Nel caso l’autore debba parlare in pubblico, meglio portarcelo su una sedia a rotelle, senza farsi vedere, poi viene drizzato nel retropalco, gli si da una caramella di menta, acqua quanta ne vuole, due litri? va bene; le migliori case editrici lo pettinano, e si capisce che tutti stanno in pena per lui, specie le signorine dell’ufficio stampa, dell’ufficio diritti, i correttori di bozze; non che stiano in pena davvero, deve sembrare, e l’autore si rinfranca e ringrazia. «Sto bene» assicura, però accetta la caramelle di menta, accetta l’acqua, che gli portano direttamente dalla direzione, il direttore gli ha personalmente riempito due brocche, deve bere perché si reidrati, anche durante il discorso, bere molto, si raccomanda la direzione, e se occorre, un’altra caramella di menta, senza badare a spese, da tenere in bocca e farla sciogliere lentamente. Così l’autore può entrare in scena, al pubblico ignaro sembra uno in salute, non zoppica, non ansima; potrebbe essere in ansia, questo sì, esporsi in pubblico genera ansia, aver fatto un libro genera ansia, ovvero la genererebbe, se le premure, se l’assidua assistenza, se le pie donne, se la disposizione nosocomiale di tutta la casa editrice, il sapore di iodio e cloroborato delle caramelle, e l’acqua specifica per i malati di fegato, non l’avessero tranquillizzato, non lo facessero entrare in uno stato di benessere convalescenziale, che rende più sensibili in campo poetico, più spirituali, generando commozione nel pubblico, forse anche un senso latente di pena. La convalescenza è bellissima, perché si è guariti e però si è assistiti, addirittura permetterebbe di aggirarsi in pigiama, ma questo no, non lo consiglio a un autore, neppure a un autore esordiente, presentarsi ai giornalisti in pigiama, restare in pigiama durante la conferenza.
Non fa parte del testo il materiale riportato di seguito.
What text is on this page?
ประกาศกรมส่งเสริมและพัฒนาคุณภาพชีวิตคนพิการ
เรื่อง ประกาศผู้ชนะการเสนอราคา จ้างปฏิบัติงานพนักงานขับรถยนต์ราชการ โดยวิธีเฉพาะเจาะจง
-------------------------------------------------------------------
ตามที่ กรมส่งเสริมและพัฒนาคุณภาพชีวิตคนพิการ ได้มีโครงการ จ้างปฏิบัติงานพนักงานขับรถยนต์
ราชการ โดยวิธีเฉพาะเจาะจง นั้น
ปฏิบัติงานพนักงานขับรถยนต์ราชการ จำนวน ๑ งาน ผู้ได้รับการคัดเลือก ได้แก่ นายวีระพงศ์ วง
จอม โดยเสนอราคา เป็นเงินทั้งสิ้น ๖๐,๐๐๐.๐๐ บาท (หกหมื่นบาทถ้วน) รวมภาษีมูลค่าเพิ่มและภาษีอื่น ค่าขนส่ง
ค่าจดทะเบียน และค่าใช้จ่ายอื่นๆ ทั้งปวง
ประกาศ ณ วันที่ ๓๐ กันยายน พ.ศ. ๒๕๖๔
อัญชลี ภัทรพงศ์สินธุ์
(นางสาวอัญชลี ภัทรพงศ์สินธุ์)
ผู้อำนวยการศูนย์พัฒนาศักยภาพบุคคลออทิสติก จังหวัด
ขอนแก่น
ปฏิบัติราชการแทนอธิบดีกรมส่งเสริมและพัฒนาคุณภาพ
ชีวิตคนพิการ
È vero che toglierebbe arroganza al fatto di proclamarsi autore; il pigiama indebolisce ogni discorso, indebolirebbe anche un capo di Stato, un primo ministro; da un lato sarebbe un bene, ma dall’altro che ne sarebbe della reputazione? il pubblico potrebbe interpretarlo come sciatteria, perché? (il pubblico si chiederebbe) perché l’autore non è rimasto a letto? invece che ostentare il suo libro. Lo stesso dicasi di un primo ministro. Anche se in certi casi, con certi governi, il pigiama sarebbe lo specchio più fedele della situazione politica.